Council member David Breuer noted the city might also be concerned that the plan to include offices in place of retail shops would result in less sales tax revenue, which through a transportation development district is planned to pay back a state loan for the construction of Wolf Creek Parkway. Breuer thanked the bank and the development firm for sharing its plans, though.
“We hope you continue forward with your suggestions,” Breuer said.
After the presentation, the council went into two 10-minute executive sessions with city attorney Shannon Marcano and interim city administrator Lloyd Martley, citing matters of land acquisition. Mertz said the discussions were related to the Wolf Creek area.
Mayor Terry Hill was absent from the meeting because of illness.

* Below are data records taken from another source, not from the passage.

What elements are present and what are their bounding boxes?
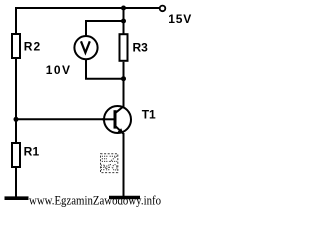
node voltmeter top tap <box>121 19 126 24</box>
svg-text:15V: 15V <box>168 12 192 26</box>
resistor R3 <box>120 34 128 61</box>
svg-text:www.EgzaminZawodowy.info: www.EgzaminZawodowy.info <box>29 194 161 208</box>
wire R3 to collector <box>123 62 125 107</box>
wire emitter <box>123 133 125 197</box>
wire R3 branch upper <box>123 8 125 34</box>
svg-text:R3: R3 <box>133 41 149 55</box>
svg-text:T1: T1 <box>142 108 156 122</box>
watermark stamp EZ INFO <box>101 154 118 173</box>
wire base <box>16 118 114 120</box>
wire left rail upper <box>15 7 17 34</box>
node voltmeter bottom tap <box>121 76 126 81</box>
voltmeter U1 <box>74 36 97 59</box>
svg-text:R1: R1 <box>24 144 40 158</box>
resistor R1 <box>12 143 20 167</box>
node base junction <box>14 117 19 122</box>
ground left <box>5 196 29 200</box>
wire voltmeter bottom <box>86 59 124 79</box>
wire voltmeter top <box>86 21 124 37</box>
wire top rail <box>16 7 159 9</box>
svg-text:R2: R2 <box>24 39 42 53</box>
terminal 15V <box>160 6 166 12</box>
transistor T1 <box>102 106 131 134</box>
wire left rail lower <box>15 168 17 197</box>
wire left rail middle <box>15 59 17 143</box>
node top rail / R3 <box>121 6 126 11</box>
resistor R2 <box>12 34 20 58</box>
ground emitter <box>109 196 140 199</box>
svg-text:10V: 10V <box>46 63 72 77</box>
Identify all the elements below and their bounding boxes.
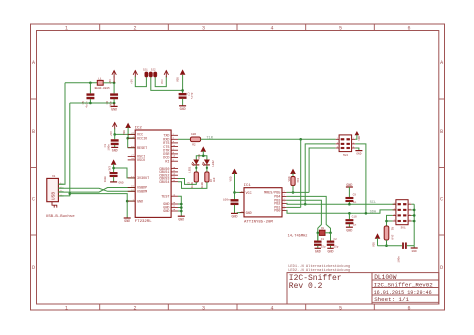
svg-text:TEST: TEST	[161, 195, 169, 199]
svg-text:6: 6	[407, 25, 410, 31]
svg-text:VDD: VDD	[229, 176, 232, 181]
svg-text:3: 3	[202, 25, 205, 31]
wire VDD rail to capacitor	[378, 245, 402, 247]
svg-text:+5V: +5V	[110, 131, 113, 136]
svg-text:VDD: VDD	[372, 242, 375, 247]
connector X1 shield pin	[52, 202, 57, 208]
junction TXD branch	[299, 138, 302, 141]
wire PB4 row to crystal right	[286, 196, 330, 240]
ground below C2	[327, 247, 333, 249]
ground below C4	[231, 212, 238, 214]
svg-text:3V3OUT: 3V3OUT	[137, 177, 149, 181]
supply VCC arrow	[164, 71, 168, 75]
LED LED1	[193, 160, 199, 165]
ground below C1	[315, 247, 321, 249]
svg-text:GND: GND	[137, 200, 143, 204]
IC2 right pin stubs and labels	[171, 134, 178, 136]
svg-text:A: A	[32, 60, 35, 66]
svg-text:100n: 100n	[398, 256, 401, 263]
supply VDD arrow at IC2	[125, 123, 131, 128]
ground at SV2 pin6	[355, 148, 359, 151]
junction +5V node	[113, 82, 116, 85]
wire PB1 row	[286, 206, 300, 208]
wire TXD to R2	[178, 138, 190, 140]
ground below C10	[346, 226, 353, 228]
svg-text:C1: C1	[321, 238, 325, 241]
svg-text:5: 5	[339, 305, 342, 311]
svg-text:+3V3: +3V3	[108, 166, 111, 173]
svg-text:A: A	[440, 60, 443, 66]
IC1 right pins	[282, 191, 286, 193]
svg-text:VDD: VDD	[198, 154, 201, 159]
svg-text:LED1: LED1	[189, 166, 192, 173]
IC2 left pin stubs and labels	[128, 133, 136, 135]
wire LED1 cathode to R3	[195, 165, 197, 172]
svg-text:GND: GND	[232, 215, 238, 219]
wire +5V to SJ1 left pad	[135, 77, 146, 87]
wire IC1 GND pin to ground	[237, 212, 244, 215]
SV2 left pin stubs	[336, 138, 339, 140]
svg-text:GND: GND	[163, 210, 169, 214]
junction R1 bottom	[385, 244, 388, 247]
svg-text:14,745MHz: 14,745MHz	[288, 235, 308, 239]
wire VDD arrow down to C7	[182, 75, 184, 93]
svg-text:1n: 1n	[353, 201, 357, 204]
wire TXD branch down to PB1 row	[300, 139, 302, 207]
svg-text:VCC: VCC	[246, 192, 252, 196]
svg-text:VCCIO: VCCIO	[137, 137, 147, 141]
svg-text:GND: GND	[111, 108, 117, 112]
svg-text:T1R: T1R	[206, 136, 213, 140]
svg-text:R4: R4	[210, 178, 213, 182]
wire CBUS4 to R4	[178, 182, 207, 189]
junction VDD tap	[181, 89, 184, 92]
svg-text:4: 4	[270, 305, 273, 311]
svg-text:R1: R1	[391, 227, 394, 231]
capacitor C7	[179, 93, 186, 95]
supply +3V3 arrow	[111, 159, 117, 164]
svg-text:Q1: Q1	[321, 227, 325, 230]
svg-text:USB-B-Buchse: USB-B-Buchse	[46, 214, 75, 219]
ground below C8	[110, 181, 117, 183]
ground at IC2 GND pin	[124, 217, 131, 219]
svg-text:RI: RI	[165, 160, 169, 164]
wire SV1 pin7 to pullup	[387, 220, 393, 222]
svg-text:OSCO: OSCO	[137, 159, 145, 163]
svg-text:C2: C2	[334, 238, 338, 241]
svg-text:SCL: SCL	[370, 201, 376, 205]
svg-text:CBUS4: CBUS4	[159, 181, 169, 185]
svg-text:SJ2: SJ2	[151, 68, 156, 71]
connector X1 USB-B body	[47, 178, 59, 201]
wire +5V to VCC pin	[115, 129, 136, 135]
connector SV2 body	[339, 135, 352, 152]
supply VDD arrow at SV2	[355, 131, 360, 135]
supply VDD arrow at LEDs	[201, 146, 207, 151]
svg-text:SDA: SDA	[370, 211, 377, 215]
svg-text:1k0: 1k0	[391, 235, 395, 240]
svg-text:100n: 100n	[104, 176, 107, 183]
wire VDD tap to IC1 VCC pin	[235, 191, 245, 193]
ground below C3	[111, 146, 118, 148]
svg-text:4: 4	[270, 25, 273, 31]
capacitor C1	[317, 233, 319, 241]
svg-text:10R: 10R	[191, 133, 196, 136]
frame outer border	[31, 24, 445, 310]
wire R2 to SV2 pin1	[201, 138, 336, 140]
svg-text:B: B	[440, 129, 443, 135]
svg-text:100n+: 100n+	[223, 198, 232, 201]
resistor R5	[290, 169, 296, 174]
wire SV1 pin5 to pullup	[387, 215, 393, 226]
svg-text:GND: GND	[356, 152, 361, 155]
svg-text:IC2: IC2	[135, 126, 143, 130]
wire L1 to +5V node	[103, 82, 114, 84]
supply +5V arrow top-left	[112, 71, 116, 75]
svg-text:USB: USB	[51, 192, 57, 201]
svg-text:4u7+: 4u7+	[190, 93, 193, 100]
svg-text:PB0: PB0	[274, 210, 280, 214]
svg-text:GND: GND	[346, 228, 352, 232]
svg-text:LED: LED	[213, 177, 216, 182]
svg-text:GND: GND	[124, 219, 130, 223]
ground below C6	[113, 103, 115, 106]
junction C5 bottom	[89, 102, 92, 105]
wire +3V3 to 3V3OUT pin	[113, 164, 115, 172]
svg-text:VCC: VCC	[161, 79, 164, 84]
junction C6 bottom	[113, 102, 116, 105]
wire SDA row PB0 to SV1	[286, 210, 396, 213]
svg-text:6: 6	[407, 305, 410, 311]
svg-text:SV1: SV1	[401, 226, 406, 229]
frame inner border	[37, 31, 439, 305]
svg-text:LED2: LED2	[212, 160, 215, 167]
connector SV1 body	[396, 200, 408, 225]
wire +5V node down to C6	[113, 83, 115, 94]
svg-text:2: 2	[133, 305, 136, 311]
svg-text:3: 3	[202, 305, 205, 311]
svg-text:VDD: VDD	[358, 136, 361, 141]
wire SJ1 right pad to VCC arrow	[155, 76, 166, 86]
wire MRES row	[286, 191, 309, 193]
wire capacitor to GND rail	[407, 245, 414, 247]
wire VDD to LED anodes	[202, 151, 204, 156]
svg-text:D: D	[32, 265, 35, 271]
wire SJ1 center pad to VDD node	[151, 77, 183, 90]
SV1 left pin stubs	[393, 203, 396, 205]
svg-text:C: C	[32, 197, 35, 203]
svg-text:GND: GND	[119, 182, 124, 185]
ferrite bead L1	[97, 80, 103, 85]
supply +5V arrow at jumper	[133, 71, 137, 75]
supply VDD arrow at IC1	[232, 169, 238, 174]
svg-text:VDD: VDD	[177, 77, 180, 82]
svg-text:15p: 15p	[321, 245, 326, 248]
svg-text:15p: 15p	[334, 245, 339, 248]
svg-text:4u7+: 4u7+	[86, 101, 89, 108]
svg-text:R2: R2	[192, 143, 196, 146]
wire cap bottom rail	[70, 102, 114, 104]
wire VBUS vertical to USB pin1	[58, 83, 65, 184]
svg-text:SJ1: SJ1	[143, 68, 148, 71]
IC IC2 FT232RL body	[135, 130, 171, 217]
capacitor C9	[348, 187, 350, 197]
svg-text:RESET: RESET	[137, 147, 147, 151]
title block divider	[371, 273, 373, 304]
IC1 left pins	[240, 191, 244, 193]
frame column ticks top and bottom	[99, 24, 101, 31]
junction IC1 VCC tap	[233, 191, 236, 194]
wire SV2 pin3 drop to SCL row	[305, 144, 336, 204]
svg-text:GND: GND	[178, 217, 184, 221]
ground below IC2 right GND pins	[178, 215, 185, 217]
svg-text:1: 1	[65, 305, 68, 311]
wire PB3 row to crystal left	[286, 200, 321, 241]
wire VBUS to L1	[65, 82, 97, 84]
wire USBDM twisted pair	[58, 188, 135, 193]
svg-text:BEAD-0805: BEAD-0805	[95, 87, 110, 90]
wire SCL row PB2 to SV1	[286, 202, 396, 205]
supply VDD arrow at SV1	[375, 233, 381, 238]
ground at SV1 rail	[413, 246, 415, 248]
svg-text:1k00: 1k00	[200, 182, 204, 189]
svg-text:GND: GND	[315, 250, 321, 254]
junction C3 tap	[113, 133, 116, 136]
svg-text:GND: GND	[180, 107, 186, 111]
svg-text:C7: C7	[186, 93, 189, 97]
svg-text:X1: X1	[52, 175, 56, 178]
svg-text:Rev 0.2: Rev 0.2	[289, 282, 323, 291]
svg-text:16.01.2015 19:29:46: 16.01.2015 19:29:46	[374, 290, 432, 296]
svg-text:GND: GND	[246, 212, 252, 216]
svg-text:2: 2	[133, 25, 136, 31]
svg-text:IC1: IC1	[244, 184, 252, 188]
svg-text:LED2..N Alternativbestückung: LED2..N Alternativbestückung	[288, 268, 350, 273]
capacitor C2	[330, 233, 332, 241]
svg-text:100n: 100n	[108, 144, 111, 151]
svg-text:GND: GND	[346, 183, 352, 187]
svg-text:+5V: +5V	[109, 79, 112, 84]
junction C9 on SCL row	[348, 203, 351, 206]
SV2 right pin stubs	[352, 138, 356, 140]
frame row ticks left and right	[31, 98, 37, 100]
connector X1 pin stubs	[58, 183, 63, 185]
wire LED2 cathode to R4	[206, 165, 208, 172]
svg-text:FT232RL: FT232RL	[135, 220, 152, 224]
svg-text:D: D	[440, 265, 443, 271]
svg-text:C9: C9	[353, 194, 357, 197]
IC IC1 ATTINY85-20M body	[244, 188, 282, 217]
junction LED feed	[202, 155, 205, 158]
SV1 right pin stubs	[408, 203, 411, 205]
wire USB GND to IC2 GND pin	[70, 194, 127, 218]
svg-text:SV2: SV2	[343, 154, 348, 157]
LED LED2	[204, 160, 210, 165]
svg-text:Sheet: 1/1: Sheet: 1/1	[374, 296, 409, 303]
wire GND vertical to USB pin4	[58, 103, 69, 196]
wire VCCIO to RESET tie	[128, 137, 136, 139]
wire USBDP twisted pair	[58, 188, 135, 191]
wire VDD to VCCIO pin	[128, 127, 135, 138]
svg-text:I2C_Sniffer_Rev02: I2C_Sniffer_Rev02	[374, 281, 434, 288]
junction C8 tap	[112, 167, 115, 170]
junction C5 tap	[89, 82, 92, 85]
resistor R1	[384, 226, 389, 240]
capacitor C10	[348, 212, 351, 215]
svg-text:10k: 10k	[296, 178, 300, 183]
svg-text:B: B	[32, 129, 35, 135]
svg-text:GND: GND	[412, 250, 417, 253]
svg-text:DL100W: DL100W	[374, 274, 397, 281]
ground below C7	[179, 105, 186, 107]
svg-text:+5V: +5V	[130, 79, 133, 84]
svg-text:USBDM: USBDM	[137, 191, 147, 195]
svg-text:GND: GND	[328, 250, 334, 254]
supply VDD arrow top	[180, 69, 186, 74]
capacitor C11	[402, 243, 404, 249]
wire TEST and GND pins to ground	[178, 196, 181, 216]
svg-text:C: C	[440, 197, 443, 203]
junction USB GND branch	[69, 192, 72, 195]
junction SV2-SDA	[365, 212, 368, 215]
wire SV2 pin4 to SDA bus	[355, 144, 366, 213]
svg-text:C10: C10	[352, 216, 357, 219]
wire VDD down to C4	[234, 173, 236, 199]
wire CBUS3 to R3	[178, 179, 196, 185]
svg-text:GND: GND	[112, 149, 118, 153]
title block outline	[287, 273, 439, 304]
svg-text:1: 1	[65, 25, 68, 31]
wire SV2 pin5 drop to MRES row	[309, 148, 336, 192]
svg-text:1n: 1n	[353, 224, 357, 227]
svg-text:5: 5	[339, 25, 342, 31]
wire SV1 right pins to GND rail	[411, 203, 414, 205]
junction R5 on MRES row	[292, 191, 295, 194]
supply +5V arrow at IC2	[113, 123, 117, 127]
svg-text:L1: L1	[98, 77, 102, 80]
svg-text:ATTINY85-20M: ATTINY85-20M	[244, 220, 273, 224]
svg-text:VDD: VDD	[123, 130, 126, 135]
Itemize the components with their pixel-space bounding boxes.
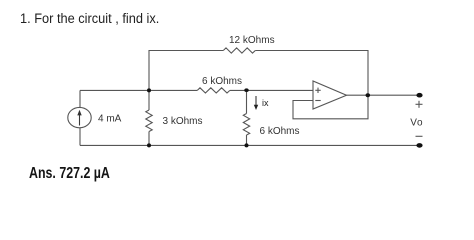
wire 6k vertical bottom lead bbox=[246, 135, 248, 145]
label + (Vo positive) bbox=[416, 101, 423, 108]
node bottom left junction bbox=[147, 143, 151, 147]
svg-text:6 kOhms: 6 kOhms bbox=[202, 76, 242, 87]
wire feedback loop (output to - input) bbox=[293, 95, 368, 119]
wire 3k bottom lead bbox=[148, 132, 150, 146]
label - (Vo negative) bbox=[416, 135, 423, 137]
wire top left (up from node A and across to 12k) bbox=[149, 51, 223, 91]
svg-text:Vo: Vo bbox=[410, 118, 423, 129]
svg-text:6 kOhms: 6 kOhms bbox=[260, 126, 300, 137]
op-amp U1 bbox=[313, 81, 347, 109]
wire 3k top lead bbox=[148, 90, 150, 110]
terminal Vo + bbox=[416, 93, 422, 98]
wire top right (12k to op-amp output node) bbox=[255, 51, 368, 96]
current source I1 4 mA bbox=[68, 107, 91, 127]
answer text bbox=[29, 165, 110, 183]
wire output bbox=[347, 94, 420, 96]
node bottom right junction bbox=[245, 143, 249, 147]
node ix (6k vertical top junction) bbox=[244, 88, 248, 92]
wire middle right (node ix to op-amp + input) bbox=[230, 89, 313, 91]
wire middle left (source to 6k) bbox=[80, 89, 197, 91]
wire 6k vertical top lead bbox=[246, 90, 248, 113]
svg-text:3 kOhms: 3 kOhms bbox=[163, 116, 203, 127]
node output junction bbox=[366, 93, 371, 97]
terminal Vo - bbox=[416, 143, 422, 148]
resistor R2 6 kOhms (horizontal, middle) bbox=[197, 88, 230, 93]
resistor R3 3 kOhms (vertical) bbox=[146, 110, 152, 132]
svg-text:ix: ix bbox=[262, 98, 269, 108]
wire bottom rail bbox=[80, 144, 420, 146]
title text bbox=[20, 11, 159, 26]
resistor R1 12 kOhms (horizontal, top) bbox=[223, 48, 255, 53]
node A (3k top junction) bbox=[147, 88, 151, 92]
resistor R4 6 kOhms (vertical) bbox=[243, 114, 249, 136]
wire left branch top bbox=[79, 90, 81, 107]
current arrow ix bbox=[254, 96, 258, 110]
svg-text:12 kOhms: 12 kOhms bbox=[229, 35, 275, 46]
wire left branch bottom bbox=[79, 128, 81, 146]
svg-text:4 mA: 4 mA bbox=[98, 114, 122, 125]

Also at Monday's council work session:
• Council members indicated they would favor continuing to offer Basehor residents a 50 percent rebate on youth sports registration fees at the city-owned Field of Dreams athletic complex in 2012.
In early 2011, the council voted to offer the discount to Basehor residents during the complex's first season under city ownership. According to a report from city clerk Corey Swisher, the city issued 132 rebates totaling $7,060 in 2011.
Swisher's report also said the city's expenses in operating the park were less than its revenues from the park in 2011, and the 2012 budget should allow for the same.
• The council held off on discussing possible city participation in the construction of a new facility for the Basehor Historical Museum near 158th Street and Parallel Road. Martley said the mayor was planning to speak on the topic, and he recommended waiting until Hill was present to discuss it.